在选择架构时(单体式 vs 拆分式,或拆分方式A vs 拆分方式B):
- 用相同的评估集测试两个版本。
- 对两个版本运行输出质量评估,确认无回归。如果质量下降,无论令牌节省多少,架构变更都是失败的。
- 比较中位数令牌数、p95令牌数和每次运行的中位数耗时。
- 比较路径覆盖率:每个版本是否能通过预期路径可靠地生成相同输出?
节省15%令牌但增加输出质量方差的拆分方式不如单体式结构。可靠性优于效率。
What the metrics will not tell you
指标无法告诉你的信息
- Whether the SKILL.md prose is clear. Read transcripts for confused tool calls and dead-end attempts.
- Whether the description triggers correctly. That is a separate eval (use from the
run_loop.pyskill).skill-creator - Whether content placement matches user mental models. Subjective; review with a human.

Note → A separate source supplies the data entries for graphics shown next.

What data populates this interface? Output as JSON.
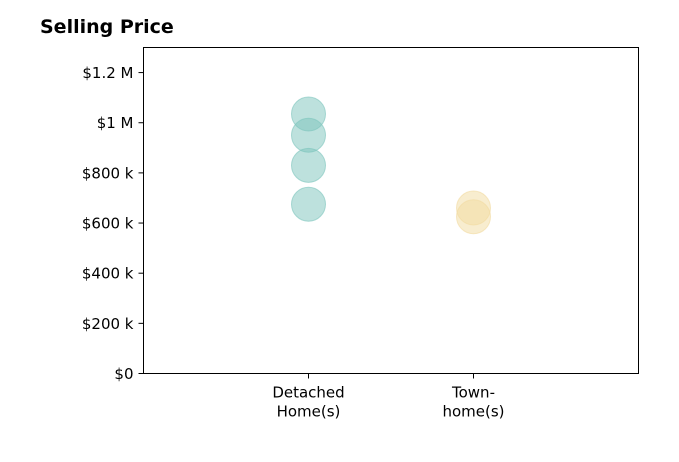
{
  "chart_data": {
    "type": "scatter",
    "title": "Selling Price",
    "xlabel": "",
    "ylabel": "",
    "categories": [
      {
        "lines": [
          "Detached",
          "Home(s)"
        ]
      },
      {
        "lines": [
          "Town-",
          "home(s)"
        ]
      }
    ],
    "y_ticks": [
      {
        "value": 0,
        "label": "$0"
      },
      {
        "value": 200000,
        "label": "$200 k"
      },
      {
        "value": 400000,
        "label": "$400 k"
      },
      {
        "value": 600000,
        "label": "$600 k"
      },
      {
        "value": 800000,
        "label": "$800 k"
      },
      {
        "value": 1000000,
        "label": "$1 M"
      },
      {
        "value": 1200000,
        "label": "$1.2 M"
      }
    ],
    "ylim": [
      0,
      1300000
    ],
    "xlim": [
      -1,
      2
    ],
    "grid": false,
    "series": [
      {
        "category_index": 0,
        "color": "#7cc4bc",
        "values": [
          1035000,
          950000,
          830000,
          675000
        ]
      },
      {
        "category_index": 1,
        "color": "#f2dba0",
        "values": [
          660000,
          625000
        ]
      }
    ]
  }
}
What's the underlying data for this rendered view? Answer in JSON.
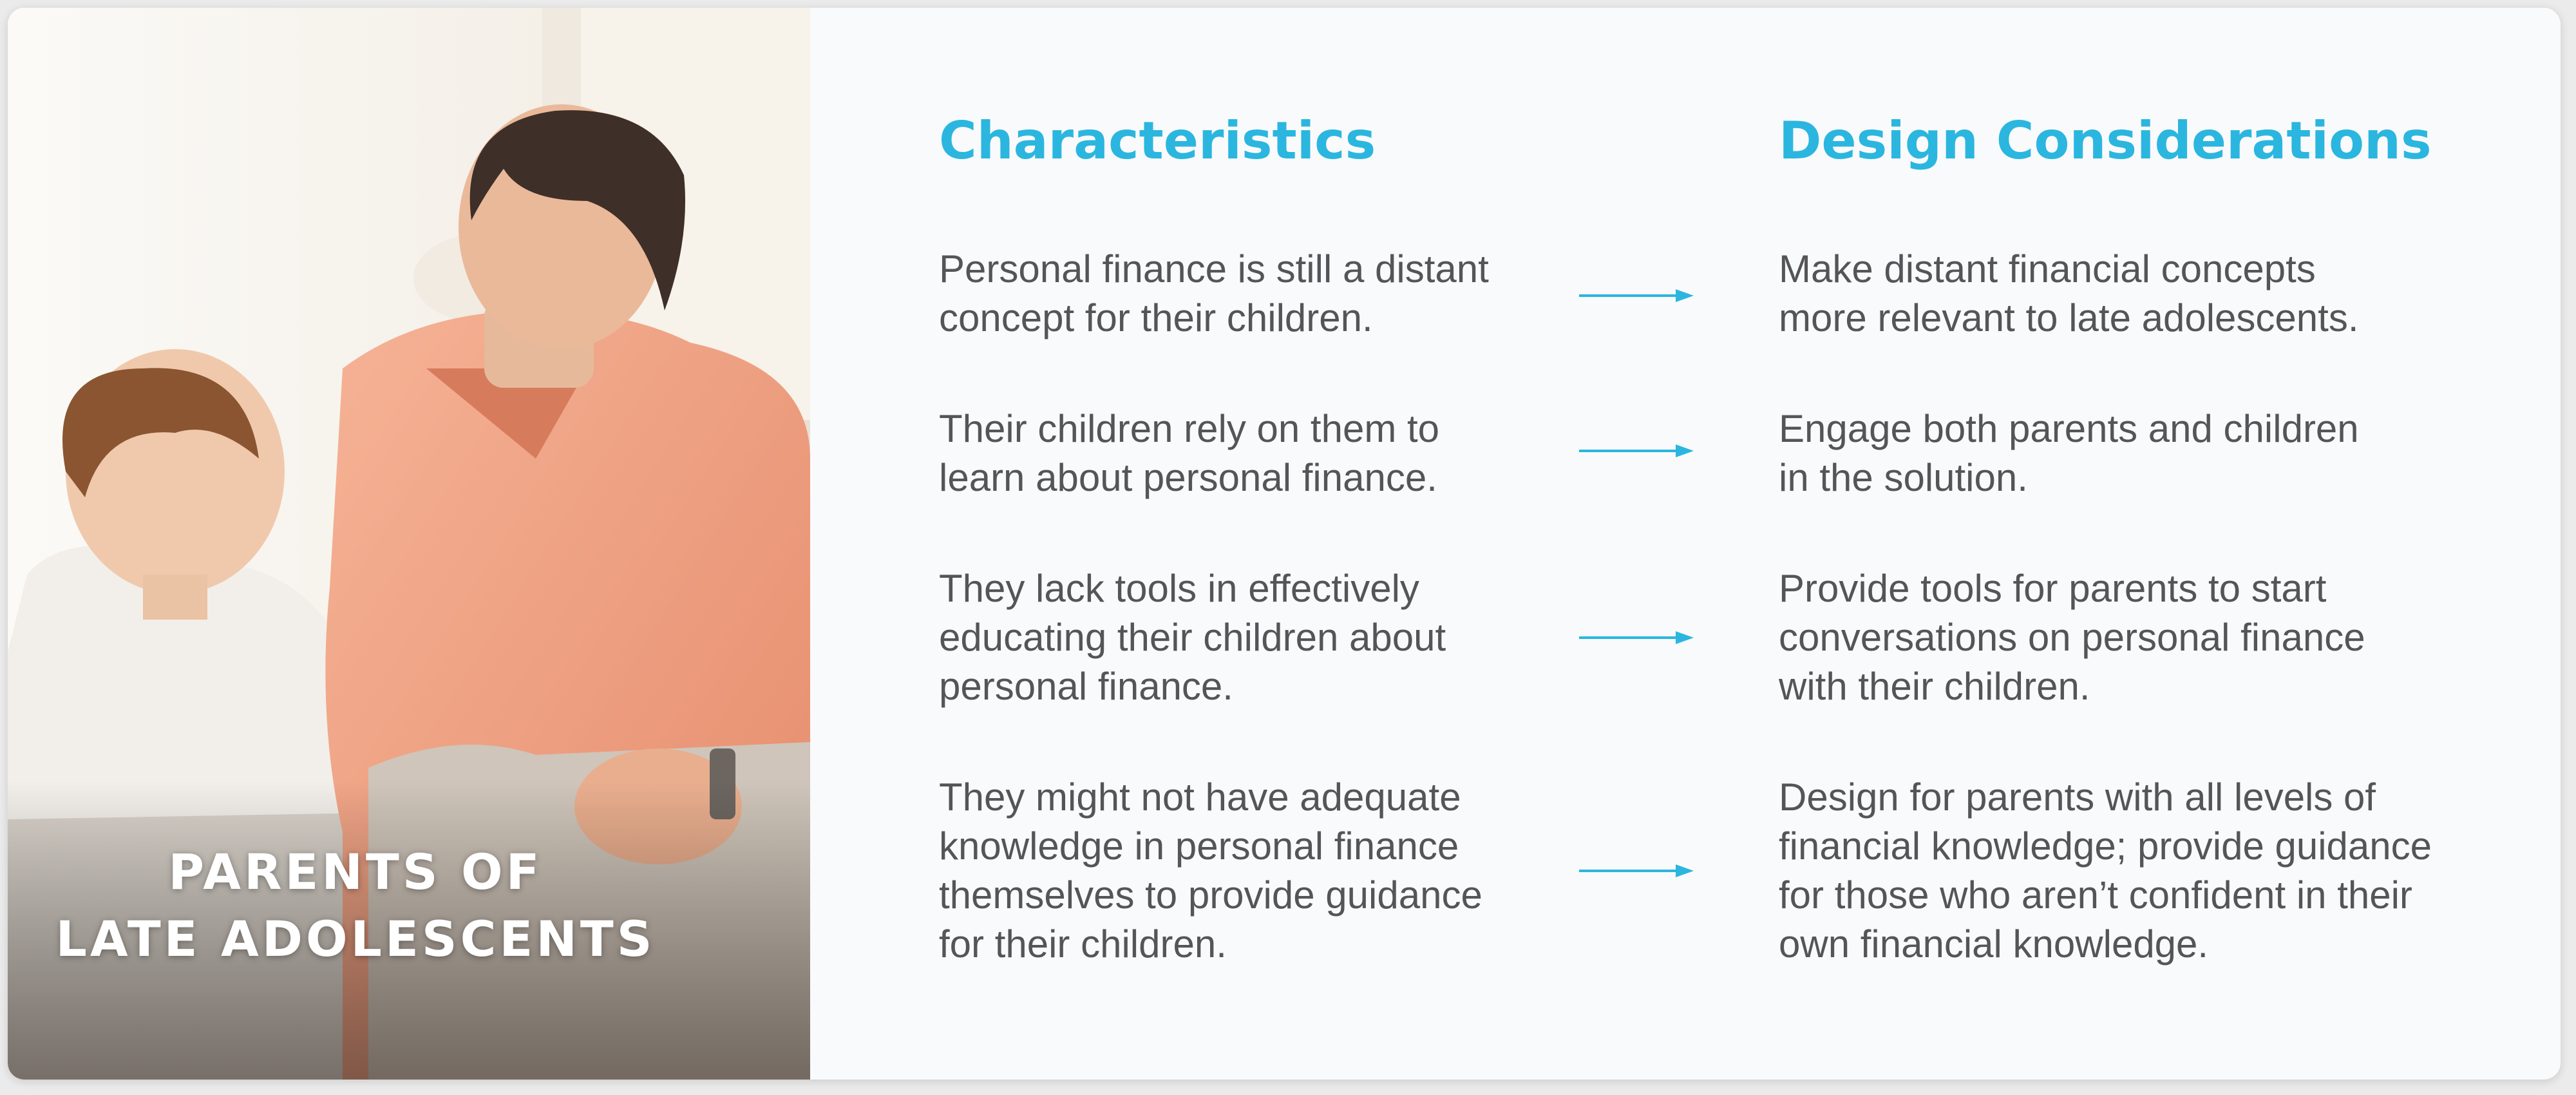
{
  "panel": {
    "title_lines": [
      "PARENTS OF",
      "LATE ADOLESCENTS"
    ]
  },
  "columns": {
    "characteristics_heading": "Characteristics",
    "design_heading": "Design Considerations"
  },
  "rows": [
    {
      "characteristic": [
        "Personal finance is still a distant",
        "concept for their children."
      ],
      "consideration": [
        "Make distant financial concepts",
        "more relevant to late adolescents."
      ]
    },
    {
      "characteristic": [
        "Their children rely on them to",
        "learn about personal finance."
      ],
      "consideration": [
        "Engage both parents and children",
        "in the solution."
      ]
    },
    {
      "characteristic": [
        "They lack tools in effectively",
        "educating their children about",
        "personal finance."
      ],
      "consideration": [
        "Provide tools for parents to start",
        "conversations on personal finance",
        "with their children."
      ]
    },
    {
      "characteristic": [
        "They might not have adequate",
        "knowledge in personal finance",
        "themselves to provide guidance",
        "for their children."
      ],
      "consideration": [
        "Design for parents with all levels of",
        "financial knowledge; provide guidance",
        "for those who aren’t confident in their",
        "own financial knowledge."
      ]
    }
  ],
  "colors": {
    "accent": "#2bb6df",
    "body_text": "#555558",
    "background": "#f9fafb"
  }
}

The split that looked clean at design time rarely matches real load patterns. Trust the transcripts over your intuitions.
- SKILL.md文本是否清晰。需检查记录中的混淆工具调用和无效尝试。
- description触发是否正确。这是单独的评估(使用Skill中的
skill-creator)。run_loop.py - 内容布局是否符合用户心智模型。主观判断;需人工评审。
设计时看似整洁的拆分方式很少与实际加载模式匹配。信任记录而非直觉。
Output when advising
提供建议时的输出规范
When asked to advise on a specific skill's organization:
- Diagnose first. Is this a triggering question or a disclosure question?
- Quote relevant content from the existing SKILL.md (or the user's description of it) before recommending.
- Propose the minimum viable split. Resist splitting into more files than necessary.
- For each proposed reference file, write the exact pointer sentence that would go in SKILL.md.
- Surface the trade-offs explicitly. Use the pros/cons in this skill as the model for how to present a recommendation.
- If unsure whether a split helps, recommend instrumentation (eval the skill, read transcripts) before committing.
当被要求为特定Skill的组织方式提供建议时:
- 先诊断。这是触发问题还是披露问题?
- 在提出建议前,引用现有SKILL.md(或用户描述)中的相关内容。
- 提出最小可行拆分方案。避免不必要地拆分为多个文件。
- 针对每个提议的参考文件,写出将放入SKILL.md的精确指针语句。
- 明确列出权衡取舍。以本Skill中的优缺点为模板呈现建议。
- 如果不确定拆分是否有益,建议先进行instrumentation(评估Skill、检查记录),再做决定。